A Second Report has also been presented by the Criminal Law Commissioners, on the subject of a suggested consolidation of the Statute Law. It is to be hoped that they have discovered by this time that they themselves are not the first or only persons to whom the notion of consolidating any portion of the Statute Law had suggested itself; that, in short, nine-tenths of the operative Statute Law of Crime have been consolidated under the directions of Lord Lansdowne and Sir Robert Peel.

LIST OF NEW PUBLICATIONS.

The Law Dictionary, explaining the Rise, Progress, and Present State of the British Law; defining and interpreting the Terms or Words of Art, and comprising also copious Information on the Subjects of Trade and Government. By Sir Thomas Edlyne Tomlins, Knt. of the Inner Temple, Barrister at Law. The Fourth Edition, with extensive Additions, embodying the whole of the recent Alterations in the Law. By Thomas Colpitts Granger, Esq. of the Inner Temple, Barrister at Law. In Two Volumes 4to. Price 4l. 4s. boards.

The last Edition of this Work was published fifteen years ago. The Editor, therefore, has had the arduous duty of incorporating all the material changes in every branch of the Law that have taken place since ; and he appears to have executed his task with sound judgment and ability.

A Digest of the Law of Evidence in Criminal Cases. By Henry Roscoe, Esq. of the Inner Temple, Barrister at Law. In 12mo. price 1l. 1s. boards.

An indispensable companion for circuits and sessions.

Digest of the Cases argued and determined in the Arches and Prerogative Courts of Canterbury, the Consistory Court of London, and in the High Courts of Delegates; and contained in the Reports of Sir George Lee, Phillimore, Addams, and Haggard. Dedicated, by permission, to the Right Rev. the Lord Bishop of Gloucester. By Edwin Maddy, Esq. D. C. L., Barrister at Law, and Deputy Chancellor of the Diocese of Gloucester.
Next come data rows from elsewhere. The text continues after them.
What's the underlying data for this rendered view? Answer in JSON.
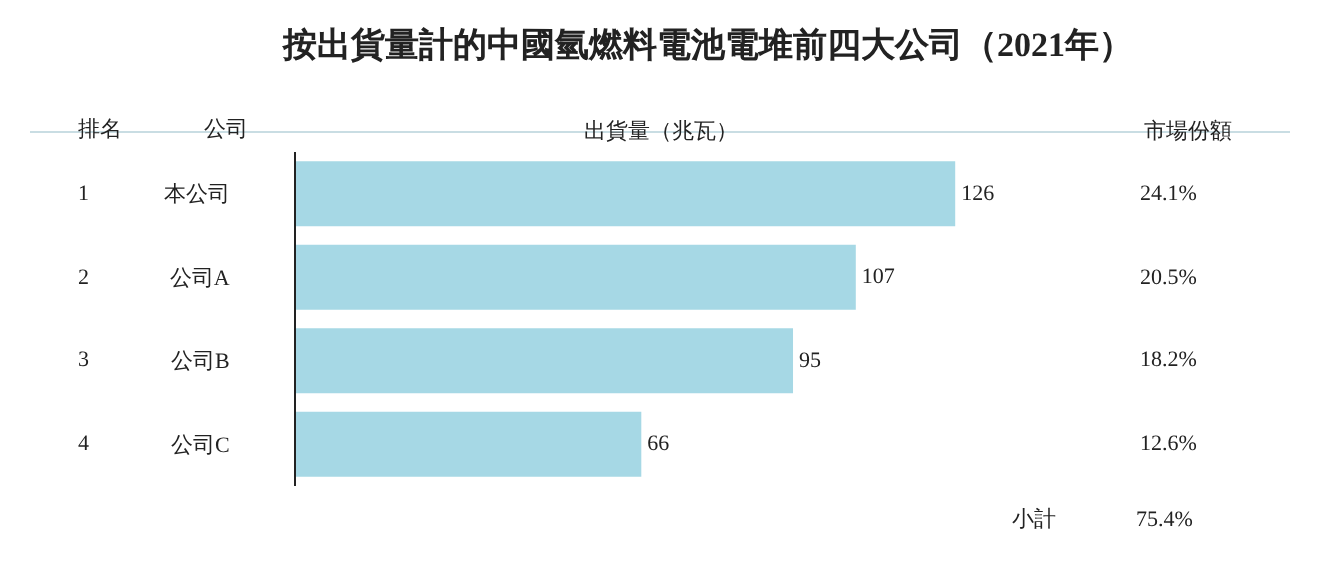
{
  "chart_data": {
    "type": "bar",
    "orientation": "horizontal",
    "title": "按出貨量計的中國氫燃料電池電堆前四大公司（2021年）",
    "xlabel": "出貨量（兆瓦）",
    "categories": [
      "本公司",
      "公司A",
      "公司B",
      "公司C"
    ],
    "values": [
      126,
      107,
      95,
      66
    ],
    "color": "#a6d8e5",
    "data_labels": true,
    "annotations": [
      "排名",
      "公司",
      "市場份額",
      "1",
      "2",
      "3",
      "4",
      "24.1%",
      "20.5%",
      "18.2%",
      "12.6%",
      "小計",
      "75.4%"
    ]
  }
}
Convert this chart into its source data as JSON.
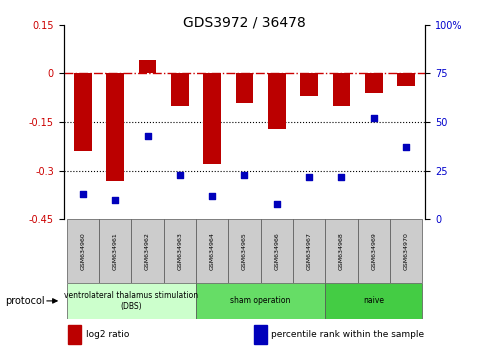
{
  "title": "GDS3972 / 36478",
  "samples": [
    "GSM634960",
    "GSM634961",
    "GSM634962",
    "GSM634963",
    "GSM634964",
    "GSM634965",
    "GSM634966",
    "GSM634967",
    "GSM634968",
    "GSM634969",
    "GSM634970"
  ],
  "log2_ratio": [
    -0.24,
    -0.33,
    0.04,
    -0.1,
    -0.28,
    -0.09,
    -0.17,
    -0.07,
    -0.1,
    -0.06,
    -0.04
  ],
  "percentile_rank": [
    13,
    10,
    43,
    23,
    12,
    23,
    8,
    22,
    22,
    52,
    37
  ],
  "ylim_left": [
    -0.45,
    0.15
  ],
  "ylim_right": [
    0,
    100
  ],
  "yticks_left": [
    0.15,
    0.0,
    -0.15,
    -0.3,
    -0.45
  ],
  "yticks_right": [
    100,
    75,
    50,
    25,
    0
  ],
  "bar_color": "#bb0000",
  "dot_color": "#0000bb",
  "hline_color": "#cc0000",
  "dotted_lines": [
    -0.15,
    -0.3
  ],
  "protocol_groups": [
    {
      "label": "ventrolateral thalamus stimulation\n(DBS)",
      "start": 0,
      "end": 3,
      "color": "#ccffcc"
    },
    {
      "label": "sham operation",
      "start": 4,
      "end": 7,
      "color": "#66dd66"
    },
    {
      "label": "naive",
      "start": 8,
      "end": 10,
      "color": "#44cc44"
    }
  ],
  "legend_items": [
    {
      "label": "log2 ratio",
      "color": "#bb0000"
    },
    {
      "label": "percentile rank within the sample",
      "color": "#0000bb"
    }
  ]
}
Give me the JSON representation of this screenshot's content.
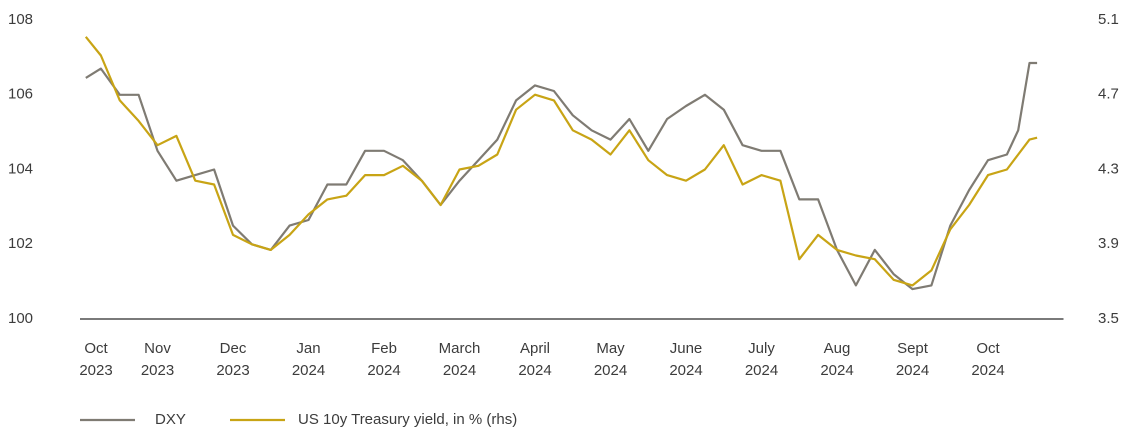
{
  "chart_data": {
    "type": "line",
    "x": [
      0.05,
      0.25,
      0.5,
      0.75,
      1.0,
      1.25,
      1.5,
      1.75,
      2.0,
      2.25,
      2.5,
      2.75,
      3.0,
      3.25,
      3.5,
      3.75,
      4.0,
      4.25,
      4.5,
      4.75,
      5.0,
      5.25,
      5.5,
      5.75,
      6.0,
      6.25,
      6.5,
      6.75,
      7.0,
      7.25,
      7.5,
      7.75,
      8.0,
      8.25,
      8.5,
      8.75,
      9.0,
      9.25,
      9.5,
      9.75,
      10.0,
      10.25,
      10.5,
      10.75,
      11.0,
      11.25,
      11.5,
      11.75,
      12.0,
      12.25,
      12.4,
      12.55,
      12.65
    ],
    "xlim": [
      0,
      13
    ],
    "xticks": [
      {
        "value": 0,
        "label": "Oct 2023"
      },
      {
        "value": 1,
        "label": "Nov 2023"
      },
      {
        "value": 2,
        "label": "Dec 2023"
      },
      {
        "value": 3,
        "label": "Jan 2024"
      },
      {
        "value": 4,
        "label": "Feb 2024"
      },
      {
        "value": 5,
        "label": "March 2024"
      },
      {
        "value": 6,
        "label": "April 2024"
      },
      {
        "value": 7,
        "label": "May 2024"
      },
      {
        "value": 8,
        "label": "June 2024"
      },
      {
        "value": 9,
        "label": "July 2024"
      },
      {
        "value": 10,
        "label": "Aug 2024"
      },
      {
        "value": 11,
        "label": "Sept 2024"
      },
      {
        "value": 12,
        "label": "Oct 2024"
      }
    ],
    "ylim": [
      100,
      108
    ],
    "yticks": [
      100,
      102,
      104,
      106,
      108
    ],
    "y2lim": [
      3.5,
      5.1
    ],
    "y2ticks": [
      3.5,
      3.9,
      4.3,
      4.7,
      5.1
    ],
    "legend": "bottom",
    "series": [
      {
        "name": "DXY",
        "color": "#7f7b73",
        "values": [
          106.45,
          106.7,
          106.0,
          106.0,
          104.5,
          103.7,
          103.85,
          104.0,
          102.5,
          102.0,
          101.85,
          102.5,
          102.65,
          103.6,
          103.6,
          104.5,
          104.5,
          104.25,
          103.7,
          103.05,
          103.7,
          104.25,
          104.8,
          105.85,
          106.25,
          106.1,
          105.45,
          105.05,
          104.8,
          105.35,
          104.5,
          105.35,
          105.7,
          106.0,
          105.6,
          104.65,
          104.5,
          104.5,
          103.2,
          103.2,
          101.85,
          100.9,
          101.85,
          101.2,
          100.8,
          100.9,
          102.5,
          103.45,
          104.25,
          104.4,
          105.05,
          106.85,
          106.85
        ]
      },
      {
        "name": "US 10y Treasury yield, in % (rhs)",
        "color": "#c8a415",
        "axis": "y2",
        "values": [
          5.01,
          4.91,
          4.67,
          4.56,
          4.43,
          4.48,
          4.24,
          4.22,
          3.95,
          3.9,
          3.87,
          3.95,
          4.06,
          4.14,
          4.16,
          4.27,
          4.27,
          4.32,
          4.24,
          4.11,
          4.3,
          4.32,
          4.38,
          4.62,
          4.7,
          4.67,
          4.51,
          4.46,
          4.38,
          4.51,
          4.35,
          4.27,
          4.24,
          4.3,
          4.43,
          4.22,
          4.27,
          4.24,
          3.82,
          3.95,
          3.87,
          3.84,
          3.82,
          3.71,
          3.68,
          3.76,
          3.98,
          4.11,
          4.27,
          4.3,
          4.38,
          4.46,
          4.47
        ]
      }
    ]
  }
}
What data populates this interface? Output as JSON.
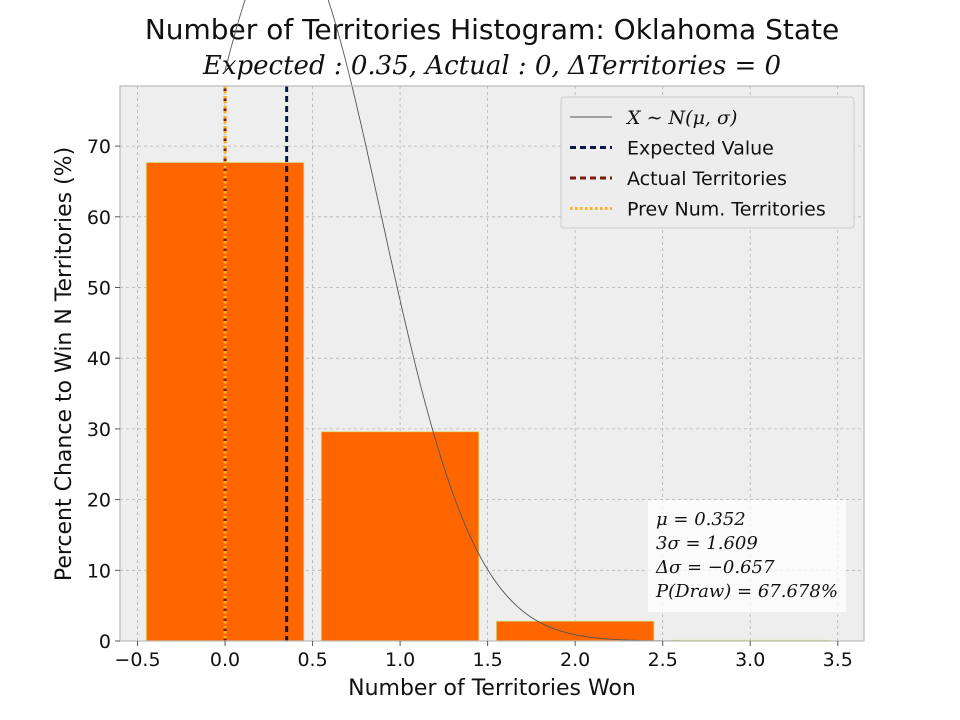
{
  "chart_data": {
    "type": "bar",
    "title": "Number of Territories Histogram: Oklahoma State",
    "subtitle": "Expected : 0.35, Actual : 0, ΔTerritories = 0",
    "xlabel": "Number of Territories Won",
    "ylabel": "Percent Chance to Win N Territories (%)",
    "xlim": [
      -0.6,
      3.65
    ],
    "ylim": [
      0,
      78.5
    ],
    "xticks": [
      -0.5,
      0.0,
      0.5,
      1.0,
      1.5,
      2.0,
      2.5,
      3.0,
      3.5
    ],
    "xtick_labels": [
      "−0.5",
      "0.0",
      "0.5",
      "1.0",
      "1.5",
      "2.0",
      "2.5",
      "3.0",
      "3.5"
    ],
    "yticks": [
      0,
      10,
      20,
      30,
      40,
      50,
      60,
      70
    ],
    "ytick_labels": [
      "0",
      "10",
      "20",
      "30",
      "40",
      "50",
      "60",
      "70"
    ],
    "grid": true,
    "bars": [
      {
        "x": 0,
        "value": 67.678
      },
      {
        "x": 1,
        "value": 29.6
      },
      {
        "x": 2,
        "value": 2.8
      },
      {
        "x": 3,
        "value": 0.1
      }
    ],
    "bar_width": 0.9,
    "bar_color": "#ff6600",
    "normal_curve": {
      "mu": 0.352,
      "sigma": 0.5363,
      "scale": 100,
      "x_start": 0.0,
      "x_end": 3.5,
      "color": "#555555"
    },
    "vlines": [
      {
        "name": "Expected Value",
        "x": 0.352,
        "color": "#0b1a44",
        "style": "dashed"
      },
      {
        "name": "Actual Territories",
        "x": 0,
        "color": "#7a1a10",
        "style": "dashed"
      },
      {
        "name": "Prev Num. Territories",
        "x": 0,
        "color": "#ffb020",
        "style": "dotted"
      }
    ],
    "legend": {
      "placement": "top-right",
      "entries": [
        {
          "label": "X ∼ N(μ, σ)",
          "kind": "curve",
          "color": "#555555"
        },
        {
          "label": "Expected Value",
          "kind": "dashed",
          "color": "#0b1a44"
        },
        {
          "label": "Actual Territories",
          "kind": "dashed",
          "color": "#7a1a10"
        },
        {
          "label": "Prev Num. Territories",
          "kind": "dotted",
          "color": "#ffb020"
        }
      ]
    },
    "stats": {
      "placement": "bottom-right",
      "lines": [
        "μ = 0.352",
        "3σ = 1.609",
        "Δσ = −0.657",
        "P(Draw) = 67.678%"
      ]
    }
  }
}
In royal 8vo. price 15s. boards.

A Manual of the Law and Practice of Registration of Voters, in England and Wales, under the 2d Wm. IV., c. 45; more especially adapted to the Use of Local Committees and Persons engaged in the Courts of the Revising Barristers. By Richard Clarke Sewell, Esq. of the Middle Temple, Barrister at Law. In 12mo. price 4s. boards.

The Practice of the Criminal Courts, including the Proceedings before Magistrates in Petty and Quarter Sessions, and at the Assizes. By George Bolton, Gent. In 12mo. price 9s. boards.
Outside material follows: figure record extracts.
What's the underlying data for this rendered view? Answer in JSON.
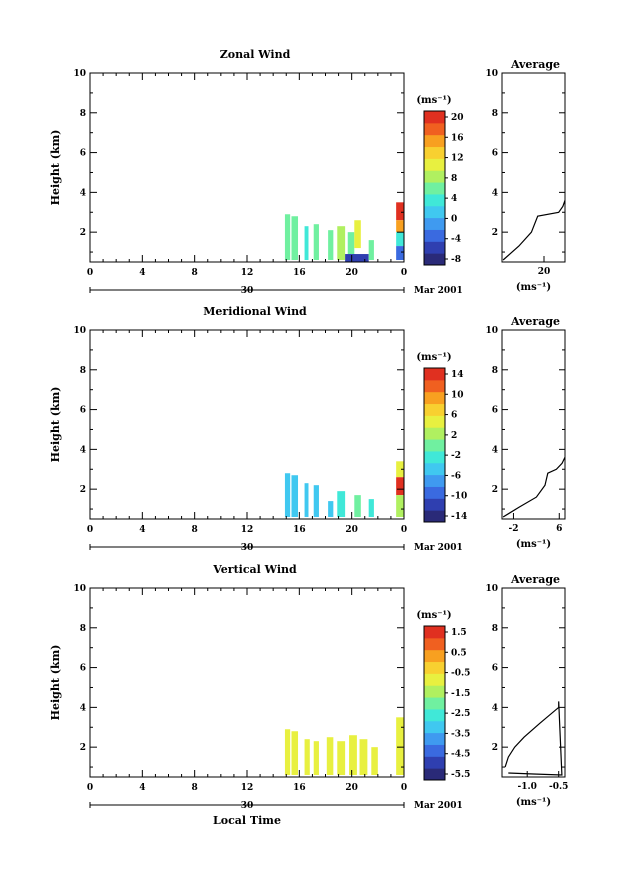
{
  "colors": [
    "#2a2a78",
    "#2f3fb0",
    "#3a6ae0",
    "#3f9af0",
    "#40c8f0",
    "#40e8d8",
    "#70f0a0",
    "#b0f060",
    "#e8f040",
    "#f8d030",
    "#f8a020",
    "#f06020",
    "#e03020"
  ],
  "chart_data": [
    {
      "type": "heatmap",
      "title": "Zonal Wind",
      "ylabel": "Height (km)",
      "xlabel": "",
      "xlim": [
        0,
        24
      ],
      "ylim": [
        0.5,
        10
      ],
      "xticks": [
        "0",
        "4",
        "8",
        "12",
        "16",
        "20",
        "0"
      ],
      "yticks": [
        "2",
        "4",
        "6",
        "8",
        "10"
      ],
      "date_label": "30",
      "month_label": "Mar 2001",
      "colorbar": {
        "unit": "(ms⁻¹)",
        "labels": [
          "20",
          "16",
          "12",
          "8",
          "4",
          "0",
          "-4",
          "-8"
        ],
        "range": [
          -10,
          22
        ]
      },
      "data_blocks": [
        {
          "t": 14.9,
          "w": 0.4,
          "z0": 0.6,
          "z1": 2.9,
          "v": 6
        },
        {
          "t": 15.4,
          "w": 0.5,
          "z0": 0.6,
          "z1": 2.8,
          "v": 5
        },
        {
          "t": 16.4,
          "w": 0.3,
          "z0": 0.6,
          "z1": 2.3,
          "v": 4
        },
        {
          "t": 17.1,
          "w": 0.4,
          "z0": 0.6,
          "z1": 2.4,
          "v": 5
        },
        {
          "t": 18.2,
          "w": 0.4,
          "z0": 0.6,
          "z1": 2.1,
          "v": 6
        },
        {
          "t": 18.9,
          "w": 0.6,
          "z0": 0.6,
          "z1": 2.3,
          "v": 9
        },
        {
          "t": 19.7,
          "w": 0.5,
          "z0": 0.6,
          "z1": 2.0,
          "v": 7
        },
        {
          "t": 20.2,
          "w": 0.5,
          "z0": 1.2,
          "z1": 2.6,
          "v": 12
        },
        {
          "t": 19.5,
          "w": 1.8,
          "z0": 0.5,
          "z1": 0.9,
          "v": -6
        },
        {
          "t": 21.3,
          "w": 0.4,
          "z0": 0.6,
          "z1": 1.6,
          "v": 5
        },
        {
          "t": 23.4,
          "w": 0.6,
          "z0": 2.6,
          "z1": 3.5,
          "v": 21
        },
        {
          "t": 23.4,
          "w": 0.6,
          "z0": 2.0,
          "z1": 2.6,
          "v": 16
        },
        {
          "t": 23.4,
          "w": 0.6,
          "z0": 1.3,
          "z1": 2.0,
          "v": 4
        },
        {
          "t": 23.4,
          "w": 0.6,
          "z0": 0.6,
          "z1": 1.3,
          "v": -4
        }
      ],
      "average": {
        "title": "Average",
        "xlabel": "(ms⁻¹)",
        "xlim": [
          0,
          30
        ],
        "xticks": [
          "20"
        ],
        "yticks": [
          "2",
          "4",
          "6",
          "8",
          "10"
        ],
        "x": [
          0.5,
          8,
          14,
          17,
          27,
          29,
          30
        ],
        "y": [
          0.6,
          1.3,
          2.0,
          2.8,
          3.0,
          3.3,
          3.6
        ]
      }
    },
    {
      "type": "heatmap",
      "title": "Meridional Wind",
      "ylabel": "Height (km)",
      "xlabel": "",
      "xlim": [
        0,
        24
      ],
      "ylim": [
        0.5,
        10
      ],
      "xticks": [
        "0",
        "4",
        "8",
        "12",
        "16",
        "20",
        "0"
      ],
      "yticks": [
        "2",
        "4",
        "6",
        "8",
        "10"
      ],
      "date_label": "30",
      "month_label": "Mar 2001",
      "colorbar": {
        "unit": "(ms⁻¹)",
        "labels": [
          "14",
          "10",
          "6",
          "2",
          "-2",
          "-6",
          "-10",
          "-14"
        ],
        "range": [
          -16,
          16
        ]
      },
      "data_blocks": [
        {
          "t": 14.9,
          "w": 0.4,
          "z0": 0.6,
          "z1": 2.8,
          "v": -4
        },
        {
          "t": 15.4,
          "w": 0.5,
          "z0": 0.6,
          "z1": 2.7,
          "v": -6
        },
        {
          "t": 16.4,
          "w": 0.3,
          "z0": 0.6,
          "z1": 2.3,
          "v": -4
        },
        {
          "t": 17.1,
          "w": 0.4,
          "z0": 0.6,
          "z1": 2.2,
          "v": -5
        },
        {
          "t": 18.2,
          "w": 0.4,
          "z0": 0.6,
          "z1": 1.4,
          "v": -4
        },
        {
          "t": 18.9,
          "w": 0.6,
          "z0": 0.6,
          "z1": 1.9,
          "v": -3
        },
        {
          "t": 20.2,
          "w": 0.5,
          "z0": 0.6,
          "z1": 1.7,
          "v": 0
        },
        {
          "t": 21.3,
          "w": 0.4,
          "z0": 0.6,
          "z1": 1.5,
          "v": -2
        },
        {
          "t": 23.4,
          "w": 0.6,
          "z0": 2.6,
          "z1": 3.4,
          "v": 6
        },
        {
          "t": 23.4,
          "w": 0.6,
          "z0": 1.7,
          "z1": 2.6,
          "v": 14
        },
        {
          "t": 23.4,
          "w": 0.6,
          "z0": 0.6,
          "z1": 1.7,
          "v": 2
        }
      ],
      "average": {
        "title": "Average",
        "xlabel": "(ms⁻¹)",
        "xlim": [
          -4,
          7
        ],
        "xticks": [
          "-2",
          "6"
        ],
        "yticks": [
          "2",
          "4",
          "6",
          "8",
          "10"
        ],
        "x": [
          -3.8,
          -1,
          2,
          3.5,
          4,
          5.5,
          6.5,
          7
        ],
        "y": [
          0.6,
          1.1,
          1.6,
          2.2,
          2.8,
          3.0,
          3.3,
          3.6
        ]
      }
    },
    {
      "type": "heatmap",
      "title": "Vertical Wind",
      "ylabel": "Height (km)",
      "xlabel": "Local Time",
      "xlim": [
        0,
        24
      ],
      "ylim": [
        0.5,
        10
      ],
      "xticks": [
        "0",
        "4",
        "8",
        "12",
        "16",
        "20",
        "0"
      ],
      "yticks": [
        "2",
        "4",
        "6",
        "8",
        "10"
      ],
      "date_label": "30",
      "month_label": "Mar 2001",
      "colorbar": {
        "unit": "(ms⁻¹)",
        "labels": [
          "1.5",
          "0.5",
          "-0.5",
          "-1.5",
          "-2.5",
          "-3.5",
          "-4.5",
          "-5.5"
        ],
        "range": [
          -6.5,
          2.5
        ]
      },
      "data_blocks": [
        {
          "t": 14.9,
          "w": 0.4,
          "z0": 0.6,
          "z1": 2.9,
          "v": -0.6
        },
        {
          "t": 15.4,
          "w": 0.5,
          "z0": 0.6,
          "z1": 2.8,
          "v": -0.9
        },
        {
          "t": 16.4,
          "w": 0.4,
          "z0": 0.6,
          "z1": 2.4,
          "v": -0.7
        },
        {
          "t": 17.1,
          "w": 0.4,
          "z0": 0.6,
          "z1": 2.3,
          "v": -0.5
        },
        {
          "t": 18.1,
          "w": 0.5,
          "z0": 0.6,
          "z1": 2.5,
          "v": -0.8
        },
        {
          "t": 18.9,
          "w": 0.6,
          "z0": 0.6,
          "z1": 2.3,
          "v": -0.6
        },
        {
          "t": 19.8,
          "w": 0.6,
          "z0": 0.6,
          "z1": 2.6,
          "v": -0.4
        },
        {
          "t": 20.6,
          "w": 0.6,
          "z0": 0.6,
          "z1": 2.4,
          "v": -0.7
        },
        {
          "t": 21.5,
          "w": 0.5,
          "z0": 0.6,
          "z1": 2.0,
          "v": -0.9
        },
        {
          "t": 23.4,
          "w": 0.6,
          "z0": 0.6,
          "z1": 3.5,
          "v": -0.6
        }
      ],
      "average": {
        "title": "Average",
        "xlabel": "(ms⁻¹)",
        "xlim": [
          -1.4,
          -0.4
        ],
        "xticks": [
          "-1.0",
          "-0.5"
        ],
        "yticks": [
          "2",
          "4",
          "6",
          "8",
          "10"
        ],
        "x": [
          -1.35,
          -1.3,
          -1.2,
          -1.05,
          -0.8,
          -0.5,
          -0.5,
          -0.45,
          -0.9,
          -1.3
        ],
        "y": [
          1.0,
          1.5,
          2.0,
          2.5,
          3.2,
          4.0,
          4.3,
          0.6,
          0.65,
          0.7
        ]
      }
    }
  ]
}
Character of Lord Bacon, his Life, and Works. By Thomas Martin, Barrister at Law. In 12mo. price 6s. cloth boards.

We shall take a future opportunity of noticing this work.

Statement of the Provision for the Poor, and of the Condition of the Labouring Classes, in a considerable Portion of America and Europe. By Nassau William Senior, Esq.; being the Preface to the Foreign Communications contained in the Appendix to the Poor Law Report. In 8vo. price 7s. boards.

A most useful and instructive compilation.